Le tableau a été réalisé en 1814, six ans après les événements. Il est associé à La Charge des mamelouks, aussi appelé Deux mai 1808 à Madrid.
Sur cette toile de grande taille, 2,68 x 3,47 mètres, Goya a essayé de refléter les horreurs de la Guerre d'indépendance espagnole.
Situé au Musée du Prado dans la salle 064, il y est entré avant 1834 procédant des collections royales.
Après la Guerre d'indépendance espagnole, Ferdinand VII retourne en Espagne en 1814. Pour commémorer le soulèvement du peuple madrilène contre le tyran français, le gouvernement de la Régence, les Cortes et la Mairie de Madrid planifient toute une série d’actions.
C'est dans ce moment de l’histoire que Goya propose de réaliser deux tableaux illustrant l'héroïsme et le sacrifice du peuple espagnol, et plus particulièrement celui de Madrid : Les Fusillades du 3 mai et La Charge des mamelouks.
Tout de suite, nous réaliserons une analyse des aspects les plus intéressants de ce tableau : Les Fusillades de Goya.

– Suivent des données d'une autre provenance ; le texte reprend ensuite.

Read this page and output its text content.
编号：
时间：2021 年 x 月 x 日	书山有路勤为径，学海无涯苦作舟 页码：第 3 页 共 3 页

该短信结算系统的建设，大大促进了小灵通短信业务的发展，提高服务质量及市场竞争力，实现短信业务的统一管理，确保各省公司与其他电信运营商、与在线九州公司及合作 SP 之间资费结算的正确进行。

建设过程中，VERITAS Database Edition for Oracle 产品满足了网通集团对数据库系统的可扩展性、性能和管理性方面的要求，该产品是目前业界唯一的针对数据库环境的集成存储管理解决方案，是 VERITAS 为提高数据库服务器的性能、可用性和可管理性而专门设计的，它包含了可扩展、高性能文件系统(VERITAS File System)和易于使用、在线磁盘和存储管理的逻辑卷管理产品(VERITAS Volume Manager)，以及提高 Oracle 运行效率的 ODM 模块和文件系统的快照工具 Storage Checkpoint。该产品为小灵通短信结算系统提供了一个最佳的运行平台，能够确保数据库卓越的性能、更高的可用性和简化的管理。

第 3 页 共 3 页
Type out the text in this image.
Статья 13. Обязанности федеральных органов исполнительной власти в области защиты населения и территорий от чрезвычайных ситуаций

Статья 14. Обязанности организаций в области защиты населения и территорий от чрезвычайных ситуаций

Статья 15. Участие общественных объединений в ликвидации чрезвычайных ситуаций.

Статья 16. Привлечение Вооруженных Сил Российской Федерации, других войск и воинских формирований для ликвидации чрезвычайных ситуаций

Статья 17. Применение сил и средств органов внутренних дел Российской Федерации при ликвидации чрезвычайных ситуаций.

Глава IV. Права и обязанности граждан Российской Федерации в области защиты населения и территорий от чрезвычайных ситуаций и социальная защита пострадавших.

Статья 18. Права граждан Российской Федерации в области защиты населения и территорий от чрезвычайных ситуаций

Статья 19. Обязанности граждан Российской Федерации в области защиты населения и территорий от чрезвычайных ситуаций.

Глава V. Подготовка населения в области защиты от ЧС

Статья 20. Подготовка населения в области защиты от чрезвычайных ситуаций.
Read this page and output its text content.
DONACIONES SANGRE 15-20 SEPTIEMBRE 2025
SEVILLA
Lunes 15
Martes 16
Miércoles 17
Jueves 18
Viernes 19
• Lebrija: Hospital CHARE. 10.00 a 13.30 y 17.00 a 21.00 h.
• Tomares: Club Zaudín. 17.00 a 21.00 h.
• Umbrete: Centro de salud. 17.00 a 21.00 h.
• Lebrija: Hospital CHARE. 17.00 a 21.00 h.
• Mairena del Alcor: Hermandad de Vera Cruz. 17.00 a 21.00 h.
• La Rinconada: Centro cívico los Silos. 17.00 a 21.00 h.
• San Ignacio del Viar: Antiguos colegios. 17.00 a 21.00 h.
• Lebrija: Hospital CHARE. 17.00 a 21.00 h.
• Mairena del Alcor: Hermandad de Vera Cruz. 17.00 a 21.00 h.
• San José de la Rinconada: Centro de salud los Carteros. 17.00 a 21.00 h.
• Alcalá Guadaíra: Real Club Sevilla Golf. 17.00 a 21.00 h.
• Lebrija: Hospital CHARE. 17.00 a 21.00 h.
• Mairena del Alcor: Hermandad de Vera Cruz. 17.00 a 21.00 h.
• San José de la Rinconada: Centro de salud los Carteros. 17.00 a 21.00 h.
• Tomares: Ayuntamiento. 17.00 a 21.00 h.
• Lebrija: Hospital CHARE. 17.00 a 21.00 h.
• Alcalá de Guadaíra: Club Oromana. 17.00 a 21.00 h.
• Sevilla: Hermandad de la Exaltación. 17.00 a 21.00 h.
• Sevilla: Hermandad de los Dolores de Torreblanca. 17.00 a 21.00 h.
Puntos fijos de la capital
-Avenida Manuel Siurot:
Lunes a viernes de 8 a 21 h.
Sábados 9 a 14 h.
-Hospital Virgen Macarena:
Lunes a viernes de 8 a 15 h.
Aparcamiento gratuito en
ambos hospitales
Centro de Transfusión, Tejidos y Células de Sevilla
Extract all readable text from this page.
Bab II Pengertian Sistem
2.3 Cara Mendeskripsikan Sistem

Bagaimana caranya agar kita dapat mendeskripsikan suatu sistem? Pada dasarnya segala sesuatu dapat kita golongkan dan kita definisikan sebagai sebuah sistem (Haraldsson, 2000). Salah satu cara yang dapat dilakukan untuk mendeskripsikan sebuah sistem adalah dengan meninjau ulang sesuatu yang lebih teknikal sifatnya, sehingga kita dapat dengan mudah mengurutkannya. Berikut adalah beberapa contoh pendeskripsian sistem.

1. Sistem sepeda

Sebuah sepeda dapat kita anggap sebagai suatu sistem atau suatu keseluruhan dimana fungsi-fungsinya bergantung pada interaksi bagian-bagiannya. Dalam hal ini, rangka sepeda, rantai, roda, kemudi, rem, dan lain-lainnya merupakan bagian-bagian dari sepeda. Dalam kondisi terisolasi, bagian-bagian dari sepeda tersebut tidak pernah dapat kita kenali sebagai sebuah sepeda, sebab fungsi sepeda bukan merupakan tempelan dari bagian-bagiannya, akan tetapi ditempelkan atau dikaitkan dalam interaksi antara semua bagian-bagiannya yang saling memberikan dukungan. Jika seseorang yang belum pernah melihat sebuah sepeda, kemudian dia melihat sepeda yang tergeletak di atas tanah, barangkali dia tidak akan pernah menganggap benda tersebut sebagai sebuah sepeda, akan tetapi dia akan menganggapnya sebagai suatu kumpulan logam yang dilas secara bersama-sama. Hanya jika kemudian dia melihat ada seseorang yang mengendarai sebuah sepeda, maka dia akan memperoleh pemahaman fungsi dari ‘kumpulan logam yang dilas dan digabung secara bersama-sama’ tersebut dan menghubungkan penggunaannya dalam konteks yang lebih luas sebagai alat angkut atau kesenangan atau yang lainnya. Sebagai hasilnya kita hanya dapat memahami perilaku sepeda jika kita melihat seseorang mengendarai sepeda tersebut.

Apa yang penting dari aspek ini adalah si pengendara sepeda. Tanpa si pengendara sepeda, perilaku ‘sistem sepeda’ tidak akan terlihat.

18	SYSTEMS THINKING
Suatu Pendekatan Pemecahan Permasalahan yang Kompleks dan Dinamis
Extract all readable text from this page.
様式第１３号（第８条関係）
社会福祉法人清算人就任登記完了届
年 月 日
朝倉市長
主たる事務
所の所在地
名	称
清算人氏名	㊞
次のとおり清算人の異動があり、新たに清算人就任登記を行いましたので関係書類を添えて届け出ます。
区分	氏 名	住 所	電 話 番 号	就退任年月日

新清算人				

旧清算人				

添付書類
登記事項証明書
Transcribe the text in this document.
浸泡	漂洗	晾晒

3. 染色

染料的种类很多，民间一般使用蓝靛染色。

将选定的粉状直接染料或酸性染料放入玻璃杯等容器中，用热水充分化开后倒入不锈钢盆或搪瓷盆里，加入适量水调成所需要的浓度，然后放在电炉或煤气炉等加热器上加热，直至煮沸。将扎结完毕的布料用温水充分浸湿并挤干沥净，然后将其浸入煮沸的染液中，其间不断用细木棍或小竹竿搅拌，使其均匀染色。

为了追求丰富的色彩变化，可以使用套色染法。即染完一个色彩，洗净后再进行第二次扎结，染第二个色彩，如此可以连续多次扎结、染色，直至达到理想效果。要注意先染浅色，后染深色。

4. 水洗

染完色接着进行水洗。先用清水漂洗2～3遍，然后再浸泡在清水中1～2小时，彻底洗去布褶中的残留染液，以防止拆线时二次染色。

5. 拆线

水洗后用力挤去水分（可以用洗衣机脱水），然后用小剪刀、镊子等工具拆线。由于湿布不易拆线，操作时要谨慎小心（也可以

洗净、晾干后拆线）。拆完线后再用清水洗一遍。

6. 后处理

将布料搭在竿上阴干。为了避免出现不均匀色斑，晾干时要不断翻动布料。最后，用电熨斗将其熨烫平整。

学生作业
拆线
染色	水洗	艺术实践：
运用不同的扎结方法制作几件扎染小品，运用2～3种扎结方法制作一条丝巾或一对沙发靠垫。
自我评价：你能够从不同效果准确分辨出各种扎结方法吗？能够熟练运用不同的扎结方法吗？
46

Brisant avec une parfaite symétrie académique, Goya ne place pas le personnage principal au centre de la composition, mais légèrement vers la gauche. Il est représenté les bras croisés, un geste qui nous rappelle le Christ crucifié. Cette idée est renforcée par la marque sur sa paume droite.
En outre, cette figure est agenouillée et vêtue d'une chemise blanche. Il est l'antihéros. Un homme anonyme et innocent, dont la mort sera le symbole du courage du peuple espagnol face à la barbarie française.
A côté de lui, un autre personnage agenouillé est représenté, mais les mains dans un geste de prière ou de supplication. Il nous invite à croire qu'il est religieux, sûrement franciscain. Goya dénonce ainsi une fois de plus les représailles féroces exercées par les troupes françaises, qui n'ont pas fait la distinction entre rebelles et innocents.
À droite se trouve un groupe d'hommes dont les visages et les gestes nous montrent la réalité de l'horreur du moment. À y regarder de plus près, l'un d'entre eux exprime la terreur absolue. Le blanc de ses yeux brille, il a peur et il semble même se ronger les ongles.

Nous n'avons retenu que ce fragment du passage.